Whatever he may have done to muddle and confuse his case, John Stuart Mill followed the tradition of Locke in this respect. He argued that vigorous discussion and debate is actively necessary for the understanding of the truth.
Not only the grounds of the opinion are forgotten in the absence of discussion, but too often the meaning of the opinion itself. The words which convey it, cease to suggest ideas, or suggest only a small portion of those they were originally employed to communicate. Instead of a vivid conception and a living belief, there remain only a few phrases retained by rote.
To those who remember the history of communism, this will bring to mind Vaclav Havel’s example of the grocer who places in his window a placard reading, “Workers of the World Unite!”—not because he has any genuine convictions about the workers of the world, but simply because he is afraid of what will happen if he doesn’t put it there.
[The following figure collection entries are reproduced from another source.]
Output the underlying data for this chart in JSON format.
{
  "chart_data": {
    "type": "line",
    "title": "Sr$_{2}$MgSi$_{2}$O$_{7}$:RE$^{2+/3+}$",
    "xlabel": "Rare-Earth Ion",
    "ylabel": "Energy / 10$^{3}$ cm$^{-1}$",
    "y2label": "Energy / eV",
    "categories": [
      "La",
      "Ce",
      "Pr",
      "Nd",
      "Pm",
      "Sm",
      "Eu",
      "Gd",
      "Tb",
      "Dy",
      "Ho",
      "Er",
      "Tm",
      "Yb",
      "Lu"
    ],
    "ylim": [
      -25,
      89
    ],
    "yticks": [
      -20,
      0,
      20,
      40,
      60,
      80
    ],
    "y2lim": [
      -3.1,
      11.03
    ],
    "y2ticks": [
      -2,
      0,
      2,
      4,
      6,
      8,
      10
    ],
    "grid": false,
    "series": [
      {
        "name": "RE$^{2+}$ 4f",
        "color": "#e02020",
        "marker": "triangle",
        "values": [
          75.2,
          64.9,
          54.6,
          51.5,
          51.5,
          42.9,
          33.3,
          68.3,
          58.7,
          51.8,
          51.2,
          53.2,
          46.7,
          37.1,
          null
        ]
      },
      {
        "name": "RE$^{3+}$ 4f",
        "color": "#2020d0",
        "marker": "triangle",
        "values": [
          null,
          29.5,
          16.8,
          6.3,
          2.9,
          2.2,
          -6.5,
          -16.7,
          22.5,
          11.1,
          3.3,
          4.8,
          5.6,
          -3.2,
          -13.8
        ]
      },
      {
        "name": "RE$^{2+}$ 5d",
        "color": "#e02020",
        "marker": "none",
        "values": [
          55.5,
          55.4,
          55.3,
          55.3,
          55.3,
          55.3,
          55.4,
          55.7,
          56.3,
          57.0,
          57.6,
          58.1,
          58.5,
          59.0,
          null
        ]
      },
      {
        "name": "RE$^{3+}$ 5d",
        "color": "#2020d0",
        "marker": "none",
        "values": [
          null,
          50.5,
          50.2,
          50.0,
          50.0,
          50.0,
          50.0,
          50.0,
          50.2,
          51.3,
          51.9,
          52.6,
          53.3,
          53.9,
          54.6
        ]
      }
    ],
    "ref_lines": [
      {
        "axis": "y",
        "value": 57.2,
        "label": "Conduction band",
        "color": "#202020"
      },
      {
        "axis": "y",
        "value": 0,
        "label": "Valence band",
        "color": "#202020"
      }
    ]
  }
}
The history of communism also reminds us of the mass crimes that are possible and the paralytic stagnation that can afflict a society when it is no longer acceptable to question the prevailing orthodoxy.
It is ironic that the culture of free speech is rejected these days by those who bill themselves as enemies of racism and other forms of prejudice, because it is they who want enshrine prejudice—the acceptance of an orthodoxy by unthinking rote—as the normal method of thinking. The attempt to foreclose on freedom of discussion, whether through government crackdowns, through epithets and name-calling, through public shaming and social-media pile-ons, or through threats of boycotts and firing, is a confession of failure. It implies the fear that one’s doctrines cannot stand up to the light of rational scrutiny.
What is the culture of free speech? The culture of free speech is a culture of reason—and reason only works by considering all the evidence and all the arguments, by relentlessly examining even established truths, by probing arguments for weaknesses and by searching for counterexamples. Even when reason arrives back at an accepted truth, it can only arrive there after a process of questioning that ensures the idea is held as a rational conviction rather than a mere prejudice. A living and vibrant society has to adopt a deep suspicion against any limits on that process.